Il piano è stato approvato dal Comitato istituzionale dell’Autorità di Bacino, presieduto dalla presidente della Regione Alessandra Todde, nella seduta dell’8 maggio, in attuazione delle ordinanze della Protezione civile emanate dopo la dichiarazione dello stato di emergenza nazionale deliberata dal Consiglio dei ministri.
Il documento, elaborato dalla Direzione generale del Distretto idrografico della Sardegna in collaborazione con il Centro interdipartimentale di ingegneria e scienze ambientali (Cinsa), contiene la ricostruzione dell’evento meteorologico, la mappatura delle vulnerabilità territoriali e le linee guida per la gestione e il trattamento dei sedimenti accumulati lungo i litorali esposti.
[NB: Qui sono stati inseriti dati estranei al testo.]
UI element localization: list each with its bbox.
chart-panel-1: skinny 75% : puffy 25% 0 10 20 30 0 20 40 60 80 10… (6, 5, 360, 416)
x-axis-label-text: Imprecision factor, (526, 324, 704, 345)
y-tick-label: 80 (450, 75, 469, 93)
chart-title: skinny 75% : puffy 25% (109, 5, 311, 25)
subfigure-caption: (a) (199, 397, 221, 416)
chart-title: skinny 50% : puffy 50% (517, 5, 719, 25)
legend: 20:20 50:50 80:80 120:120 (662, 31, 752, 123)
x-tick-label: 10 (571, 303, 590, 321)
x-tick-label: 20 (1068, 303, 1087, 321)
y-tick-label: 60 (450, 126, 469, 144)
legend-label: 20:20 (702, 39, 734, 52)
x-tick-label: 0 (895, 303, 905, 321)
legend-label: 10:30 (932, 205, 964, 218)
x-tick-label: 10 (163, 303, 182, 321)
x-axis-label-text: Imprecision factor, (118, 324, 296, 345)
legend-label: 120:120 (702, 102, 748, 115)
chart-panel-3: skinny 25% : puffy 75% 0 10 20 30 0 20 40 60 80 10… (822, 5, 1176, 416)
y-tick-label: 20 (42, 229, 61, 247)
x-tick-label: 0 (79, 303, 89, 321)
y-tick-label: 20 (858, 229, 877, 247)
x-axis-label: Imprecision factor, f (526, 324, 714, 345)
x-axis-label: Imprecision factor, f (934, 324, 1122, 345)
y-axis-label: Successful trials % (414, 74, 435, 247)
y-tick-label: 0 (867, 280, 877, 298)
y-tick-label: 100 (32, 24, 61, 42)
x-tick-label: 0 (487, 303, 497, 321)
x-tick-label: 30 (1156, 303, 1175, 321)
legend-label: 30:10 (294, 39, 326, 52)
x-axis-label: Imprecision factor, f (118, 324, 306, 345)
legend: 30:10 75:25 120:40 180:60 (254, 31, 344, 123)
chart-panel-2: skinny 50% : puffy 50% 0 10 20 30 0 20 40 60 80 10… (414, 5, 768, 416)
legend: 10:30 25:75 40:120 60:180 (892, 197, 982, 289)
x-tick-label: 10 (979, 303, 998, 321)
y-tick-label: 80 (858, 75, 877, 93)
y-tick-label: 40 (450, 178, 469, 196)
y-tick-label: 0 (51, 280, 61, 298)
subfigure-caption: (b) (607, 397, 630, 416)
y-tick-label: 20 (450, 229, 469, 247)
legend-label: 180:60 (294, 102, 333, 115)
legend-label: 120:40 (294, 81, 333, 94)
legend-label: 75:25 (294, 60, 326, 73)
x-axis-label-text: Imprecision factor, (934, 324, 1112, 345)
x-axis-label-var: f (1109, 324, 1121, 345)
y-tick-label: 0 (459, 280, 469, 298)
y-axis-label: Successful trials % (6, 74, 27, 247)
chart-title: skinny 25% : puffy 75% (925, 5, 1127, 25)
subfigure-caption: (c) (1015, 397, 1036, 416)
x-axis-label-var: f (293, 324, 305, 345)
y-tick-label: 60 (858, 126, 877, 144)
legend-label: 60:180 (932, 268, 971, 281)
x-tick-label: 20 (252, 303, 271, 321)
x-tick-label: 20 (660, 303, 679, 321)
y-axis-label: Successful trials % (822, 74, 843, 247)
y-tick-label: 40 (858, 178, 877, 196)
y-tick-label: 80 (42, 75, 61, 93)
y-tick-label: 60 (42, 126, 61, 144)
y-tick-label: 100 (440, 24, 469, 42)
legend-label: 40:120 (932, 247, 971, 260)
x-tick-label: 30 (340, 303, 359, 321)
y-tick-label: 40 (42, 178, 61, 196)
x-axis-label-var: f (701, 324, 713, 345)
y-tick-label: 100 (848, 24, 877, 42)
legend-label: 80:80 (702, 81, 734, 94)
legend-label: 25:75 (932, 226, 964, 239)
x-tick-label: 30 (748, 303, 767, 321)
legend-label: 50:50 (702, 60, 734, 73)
Tra gli interventi prioritari previsti dal piano figura il riposizionamento dei sedimenti accumulati nella spiaggia del Poetto, in particolare nelle aree dei principali stabilimenti balneari, con l’obiettivo di ristabilire l’equilibrio morfologico dell’arenile in vista della stagione estiva.
Il piano individua inoltre le misure necessarie per avviare interventi immediati di ripascimento su alcune spiagge della costa meridionale e orientale della Sardegna particolarmente danneggiate dall’ondata di maltempo.
Alla definizione del documento hanno partecipato anche la Direzione generale della Protezione civile, la Direzione generale della Difesa dell’Ambiente e Arpas.